I want to use a flash (EX420) but I do not want to destract the players.

Any advise greatly appreciated.

Andrew


----------



## santino (Sep 15, 2004)

hmmm.... you may try to bounce the flash of the ceiling or a wall, hope that helps


----------



## andrewaaa5 (Sep 15, 2004)

the ceilings are very high and the room very big.
i was going to use that good old trick of pointing the flash head straight up to the ceiling and putting a piece of white paper behind the flash, but still this omits a lot of light and may be distracting to the players.

I guess I should really post this question in a poker/casino forum.

Andrew


----------



## Walt (Sep 15, 2004)

Switch to a film camera with high speed film for the event. If possible with an IS lens.


----------



## markc (Sep 15, 2004)

And use a fast prime lens (or two), like f1.8.


----------



## Evan55T (Dec 16, 2016)

*BUMP* (This 12 year old dusty thread)

Yeah basically i'm doing the same thing that OP is doing, atm have myself *only* a 50mm nikon prime f/1.8 lens not sure if i should go out and try to get another lens like a wide angle lens of some sort?

Anyways what i'm trying to go for is something like this (link's below)...

Dmitri Yurasov
Phil Galfond
https://scontent.cdninstagram.com/t...871_291250284602852_6834059426324807680_n.jpg


----------



## JonA_CT (Dec 17, 2016)

The great thing about flicker is it posts EXIF data. The first two pictures were taken at 68 and 50mm on FF (and without flash).

I'm going to guess that 50mm will probably be okay, and you'll have to hope the high ISO performance of your camera is good.


----------



## Evan55T (Dec 17, 2016)

JonA_CT said:


> The great thing about flicker is it posts EXIF data. The first two pictures were taken at 68 and 50mm on FF (and without flash).
> 
> I'm going to guess that 50mm will probably be okay, and you'll have to hope the high ISO performance of your camera is good.



I'm currently using a *used* d7000 nikon and yeah i really wanna try to get the cleanest/clearest shots possible without any noise/grain in them


----------



## Drive-By-Shooter (Dec 18, 2016)

right; he does not want a wider lens. 
50mm should suffice,
but a _longer lens _like a 85mm or even a 135 will get better portraits with the subject "_popping out_" from the background like his 1st and 3rd examples.



JonA_CT said:


> The great thing about flicker is it posts EXIF data. The first two pictures were taken at 68 and 50mm on FF (and without flash).
> 
> I'm going to guess that 50mm will probably be okay, and you'll have to hope the high ISO performance of your camera is good.


----------



## Evan55T (Dec 18, 2016)

Drive-By-Shooter said:


> right; he does not want a wider lens.
> 50mm should suffice,
> but a _longer lens _like a 85mm or even a 135 will get better portraits with the subject "_popping out_" from the background like his 1st and 3rd examples.
> 
> ...



Yeah man thank you for the reply and response! 

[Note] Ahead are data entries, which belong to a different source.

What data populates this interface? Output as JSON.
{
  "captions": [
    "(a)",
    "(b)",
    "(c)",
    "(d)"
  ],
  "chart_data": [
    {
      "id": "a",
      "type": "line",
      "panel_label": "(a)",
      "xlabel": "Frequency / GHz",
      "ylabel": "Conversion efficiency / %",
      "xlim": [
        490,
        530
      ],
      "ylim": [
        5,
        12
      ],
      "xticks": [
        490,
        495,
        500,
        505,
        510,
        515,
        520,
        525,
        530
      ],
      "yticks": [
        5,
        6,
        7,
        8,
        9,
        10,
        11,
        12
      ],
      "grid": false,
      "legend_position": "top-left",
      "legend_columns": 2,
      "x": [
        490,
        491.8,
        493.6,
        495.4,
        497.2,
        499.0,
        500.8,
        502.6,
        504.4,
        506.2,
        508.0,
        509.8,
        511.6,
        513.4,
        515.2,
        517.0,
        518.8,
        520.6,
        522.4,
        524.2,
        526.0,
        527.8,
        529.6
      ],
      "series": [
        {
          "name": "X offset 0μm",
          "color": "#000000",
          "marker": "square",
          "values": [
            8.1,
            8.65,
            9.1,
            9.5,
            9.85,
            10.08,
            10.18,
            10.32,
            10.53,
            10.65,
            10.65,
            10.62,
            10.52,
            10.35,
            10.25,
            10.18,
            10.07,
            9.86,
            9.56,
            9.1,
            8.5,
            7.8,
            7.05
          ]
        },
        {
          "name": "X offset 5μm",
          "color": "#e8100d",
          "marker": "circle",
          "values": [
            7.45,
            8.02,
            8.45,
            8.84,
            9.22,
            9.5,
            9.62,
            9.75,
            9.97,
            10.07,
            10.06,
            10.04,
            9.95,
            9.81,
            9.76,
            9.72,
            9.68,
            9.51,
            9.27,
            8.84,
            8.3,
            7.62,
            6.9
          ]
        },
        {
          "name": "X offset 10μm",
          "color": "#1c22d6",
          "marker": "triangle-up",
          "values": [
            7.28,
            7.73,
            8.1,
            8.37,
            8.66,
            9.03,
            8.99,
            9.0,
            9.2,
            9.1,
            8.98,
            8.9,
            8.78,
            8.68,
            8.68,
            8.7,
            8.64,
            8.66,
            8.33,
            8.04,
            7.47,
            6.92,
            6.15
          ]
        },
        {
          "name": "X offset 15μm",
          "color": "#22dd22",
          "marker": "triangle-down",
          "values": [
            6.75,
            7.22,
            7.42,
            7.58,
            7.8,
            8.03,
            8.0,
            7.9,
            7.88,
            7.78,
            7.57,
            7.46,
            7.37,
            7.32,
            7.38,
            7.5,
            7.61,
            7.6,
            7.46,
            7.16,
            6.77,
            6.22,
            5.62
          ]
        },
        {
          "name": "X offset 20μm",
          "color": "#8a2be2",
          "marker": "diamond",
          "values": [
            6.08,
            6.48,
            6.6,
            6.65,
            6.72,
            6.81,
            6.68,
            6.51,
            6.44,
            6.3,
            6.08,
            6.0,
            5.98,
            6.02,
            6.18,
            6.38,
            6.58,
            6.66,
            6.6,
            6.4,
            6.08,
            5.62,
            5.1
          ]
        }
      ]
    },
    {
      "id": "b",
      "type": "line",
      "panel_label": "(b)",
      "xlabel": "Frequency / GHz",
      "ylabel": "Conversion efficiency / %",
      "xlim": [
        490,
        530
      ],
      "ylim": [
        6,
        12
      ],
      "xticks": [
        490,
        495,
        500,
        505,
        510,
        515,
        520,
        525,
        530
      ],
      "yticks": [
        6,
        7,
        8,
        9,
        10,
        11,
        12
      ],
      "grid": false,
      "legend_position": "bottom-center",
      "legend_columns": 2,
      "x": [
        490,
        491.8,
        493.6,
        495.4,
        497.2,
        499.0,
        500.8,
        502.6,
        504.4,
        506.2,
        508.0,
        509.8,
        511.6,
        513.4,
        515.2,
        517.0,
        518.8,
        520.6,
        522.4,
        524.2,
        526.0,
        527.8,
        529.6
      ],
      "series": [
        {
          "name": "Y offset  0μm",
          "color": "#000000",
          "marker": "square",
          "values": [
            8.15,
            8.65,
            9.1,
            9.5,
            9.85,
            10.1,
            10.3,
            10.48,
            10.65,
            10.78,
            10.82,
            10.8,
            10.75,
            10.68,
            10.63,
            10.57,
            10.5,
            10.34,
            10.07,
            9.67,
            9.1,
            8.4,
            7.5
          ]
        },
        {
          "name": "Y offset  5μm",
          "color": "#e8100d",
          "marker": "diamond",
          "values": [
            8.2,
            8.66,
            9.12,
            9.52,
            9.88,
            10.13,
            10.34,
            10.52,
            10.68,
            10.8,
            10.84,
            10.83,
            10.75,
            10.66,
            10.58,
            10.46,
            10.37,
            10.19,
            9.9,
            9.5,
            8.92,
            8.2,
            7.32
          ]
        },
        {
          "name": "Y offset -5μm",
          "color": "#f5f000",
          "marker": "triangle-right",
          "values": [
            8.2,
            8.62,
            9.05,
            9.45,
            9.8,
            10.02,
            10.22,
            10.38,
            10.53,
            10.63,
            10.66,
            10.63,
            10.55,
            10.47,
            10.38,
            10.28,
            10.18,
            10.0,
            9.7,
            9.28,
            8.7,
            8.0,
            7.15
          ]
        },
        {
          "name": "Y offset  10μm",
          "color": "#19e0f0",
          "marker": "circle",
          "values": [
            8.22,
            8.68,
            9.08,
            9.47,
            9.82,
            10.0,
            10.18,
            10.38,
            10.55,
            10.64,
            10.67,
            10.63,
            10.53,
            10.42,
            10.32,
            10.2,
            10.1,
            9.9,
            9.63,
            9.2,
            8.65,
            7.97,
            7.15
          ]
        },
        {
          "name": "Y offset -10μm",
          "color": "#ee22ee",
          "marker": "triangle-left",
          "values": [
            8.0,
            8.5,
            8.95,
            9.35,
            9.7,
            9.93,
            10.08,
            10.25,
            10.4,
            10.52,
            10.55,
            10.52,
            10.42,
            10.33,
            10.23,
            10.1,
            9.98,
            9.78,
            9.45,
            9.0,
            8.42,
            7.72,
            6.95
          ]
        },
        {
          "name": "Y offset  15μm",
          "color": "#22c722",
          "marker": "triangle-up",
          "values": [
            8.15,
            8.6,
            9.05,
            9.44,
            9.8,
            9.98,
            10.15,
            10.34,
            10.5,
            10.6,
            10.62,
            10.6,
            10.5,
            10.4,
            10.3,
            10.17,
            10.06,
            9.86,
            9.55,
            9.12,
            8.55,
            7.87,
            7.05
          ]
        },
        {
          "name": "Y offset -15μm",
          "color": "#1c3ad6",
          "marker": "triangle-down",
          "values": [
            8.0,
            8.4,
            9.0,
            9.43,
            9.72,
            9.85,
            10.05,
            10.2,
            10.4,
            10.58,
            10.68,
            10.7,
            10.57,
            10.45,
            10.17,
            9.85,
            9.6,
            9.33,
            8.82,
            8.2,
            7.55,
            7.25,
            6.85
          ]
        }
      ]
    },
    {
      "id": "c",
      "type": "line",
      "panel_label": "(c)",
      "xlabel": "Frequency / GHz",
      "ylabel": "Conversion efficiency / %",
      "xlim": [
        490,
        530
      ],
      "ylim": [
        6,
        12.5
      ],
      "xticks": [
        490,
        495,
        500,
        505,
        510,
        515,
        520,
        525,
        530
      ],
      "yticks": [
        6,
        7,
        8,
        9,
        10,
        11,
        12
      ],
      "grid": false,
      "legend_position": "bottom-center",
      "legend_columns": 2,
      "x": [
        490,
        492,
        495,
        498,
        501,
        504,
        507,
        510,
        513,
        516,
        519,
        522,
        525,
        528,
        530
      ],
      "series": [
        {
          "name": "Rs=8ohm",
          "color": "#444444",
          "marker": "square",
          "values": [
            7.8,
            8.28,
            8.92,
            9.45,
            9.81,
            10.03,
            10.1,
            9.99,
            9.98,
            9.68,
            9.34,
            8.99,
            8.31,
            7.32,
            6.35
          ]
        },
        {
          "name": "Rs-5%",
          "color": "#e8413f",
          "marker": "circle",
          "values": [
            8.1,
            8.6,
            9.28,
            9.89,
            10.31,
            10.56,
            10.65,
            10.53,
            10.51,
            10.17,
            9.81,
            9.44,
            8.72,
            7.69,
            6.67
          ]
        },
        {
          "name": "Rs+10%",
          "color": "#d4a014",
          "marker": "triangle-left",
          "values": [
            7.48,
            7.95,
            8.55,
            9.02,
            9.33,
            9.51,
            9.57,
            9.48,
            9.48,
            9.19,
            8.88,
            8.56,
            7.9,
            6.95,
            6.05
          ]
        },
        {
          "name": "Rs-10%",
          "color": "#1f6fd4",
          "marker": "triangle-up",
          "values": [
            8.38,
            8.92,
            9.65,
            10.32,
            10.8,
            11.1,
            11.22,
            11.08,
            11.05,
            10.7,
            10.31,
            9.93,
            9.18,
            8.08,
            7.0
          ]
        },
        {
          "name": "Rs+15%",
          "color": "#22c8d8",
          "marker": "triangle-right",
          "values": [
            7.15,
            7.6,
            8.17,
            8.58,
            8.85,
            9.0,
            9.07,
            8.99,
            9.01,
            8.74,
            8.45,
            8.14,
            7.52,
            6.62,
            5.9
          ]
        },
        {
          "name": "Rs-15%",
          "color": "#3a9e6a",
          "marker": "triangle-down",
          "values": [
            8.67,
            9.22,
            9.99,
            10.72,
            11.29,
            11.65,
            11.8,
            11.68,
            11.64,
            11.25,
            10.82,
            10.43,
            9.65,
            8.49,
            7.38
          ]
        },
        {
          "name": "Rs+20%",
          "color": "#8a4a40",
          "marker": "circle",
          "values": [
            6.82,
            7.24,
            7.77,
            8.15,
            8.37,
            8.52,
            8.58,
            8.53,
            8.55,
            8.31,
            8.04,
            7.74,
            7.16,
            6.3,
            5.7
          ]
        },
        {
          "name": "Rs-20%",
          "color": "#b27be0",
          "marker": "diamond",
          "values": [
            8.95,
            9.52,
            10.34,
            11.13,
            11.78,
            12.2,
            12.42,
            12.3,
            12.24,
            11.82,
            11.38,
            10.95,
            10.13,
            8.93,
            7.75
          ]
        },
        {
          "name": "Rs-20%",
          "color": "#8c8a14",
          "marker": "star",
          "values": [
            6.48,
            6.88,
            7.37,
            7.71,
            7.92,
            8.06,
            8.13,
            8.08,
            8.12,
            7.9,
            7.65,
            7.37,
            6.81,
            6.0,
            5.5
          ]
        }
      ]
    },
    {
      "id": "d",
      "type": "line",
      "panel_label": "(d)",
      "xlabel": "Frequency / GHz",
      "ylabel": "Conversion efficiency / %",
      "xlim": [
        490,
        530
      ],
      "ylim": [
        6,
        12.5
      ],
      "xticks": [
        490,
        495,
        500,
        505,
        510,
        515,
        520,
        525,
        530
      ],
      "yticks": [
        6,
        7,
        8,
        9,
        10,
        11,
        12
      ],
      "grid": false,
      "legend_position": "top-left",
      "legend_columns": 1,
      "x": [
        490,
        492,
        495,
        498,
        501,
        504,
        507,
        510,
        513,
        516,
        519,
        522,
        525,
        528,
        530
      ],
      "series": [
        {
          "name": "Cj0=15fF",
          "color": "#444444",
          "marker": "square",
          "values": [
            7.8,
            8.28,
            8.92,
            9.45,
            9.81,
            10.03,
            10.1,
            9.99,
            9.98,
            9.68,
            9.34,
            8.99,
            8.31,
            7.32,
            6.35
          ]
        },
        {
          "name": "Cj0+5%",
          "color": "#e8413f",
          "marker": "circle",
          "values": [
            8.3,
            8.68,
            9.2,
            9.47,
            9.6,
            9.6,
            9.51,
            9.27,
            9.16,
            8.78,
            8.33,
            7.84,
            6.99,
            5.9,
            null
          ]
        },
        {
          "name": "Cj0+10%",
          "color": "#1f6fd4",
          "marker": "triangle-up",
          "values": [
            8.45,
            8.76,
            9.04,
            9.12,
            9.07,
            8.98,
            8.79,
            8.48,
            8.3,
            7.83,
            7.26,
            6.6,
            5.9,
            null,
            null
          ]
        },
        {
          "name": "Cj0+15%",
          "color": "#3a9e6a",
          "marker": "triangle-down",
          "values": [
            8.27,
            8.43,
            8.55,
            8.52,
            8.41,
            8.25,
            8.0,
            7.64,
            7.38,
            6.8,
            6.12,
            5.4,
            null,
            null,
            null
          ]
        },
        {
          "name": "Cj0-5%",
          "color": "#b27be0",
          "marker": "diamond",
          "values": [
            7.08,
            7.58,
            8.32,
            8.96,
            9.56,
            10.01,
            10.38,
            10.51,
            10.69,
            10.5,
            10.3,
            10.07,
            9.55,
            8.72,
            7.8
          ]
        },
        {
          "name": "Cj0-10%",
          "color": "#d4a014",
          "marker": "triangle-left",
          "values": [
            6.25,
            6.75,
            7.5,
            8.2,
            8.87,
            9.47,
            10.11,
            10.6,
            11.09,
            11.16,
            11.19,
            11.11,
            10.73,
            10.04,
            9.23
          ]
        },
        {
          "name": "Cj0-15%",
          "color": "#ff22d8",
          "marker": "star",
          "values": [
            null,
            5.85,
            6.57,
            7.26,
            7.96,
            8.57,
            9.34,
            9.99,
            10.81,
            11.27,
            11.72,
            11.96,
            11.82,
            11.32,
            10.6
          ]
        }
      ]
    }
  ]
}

Well i actually asked this poker photographer and he said a wide angle lens is a must altogether as well as just a reg prime lens like a 85mm or 50mm. For the most part you are taking portrait shots of the players mostly though some shots work really well with a wide angle lens that u wudn't be able to get with a prime


----------



## freddy21 (Dec 22, 2016)

I would just watch carefully if using a 50mm or less as they tend toward pretty large apertures.  Although they are good for low light they will also give you a really shallow DOF when wide open.

I might think about an LED panel light rather than a flash.  Steady light won't disturb as much as a flash.


----------



## Evan55T (Dec 23, 2016)

I have another question in regarding sensors...

What's the diff between a Full-frame sensor vs. APS-C?

Reason i'm asking is i currently have a d7000 that is an APS-C and i was wondering if full-frame sensors (like a d700 or other dslr camera) would be better for poker/portrait photography in low light conditions?

(full-frame)
D70_1034
(APS-C)
Haykel Vidal


----------



## Evan55T (Jan 9, 2017)

^Bump 

Read the thread at the top and i think full-frame is generally better for portrait photography but i was just wondering what other people's opinions are on the differences in iso, DOF, bokeh etc.


----------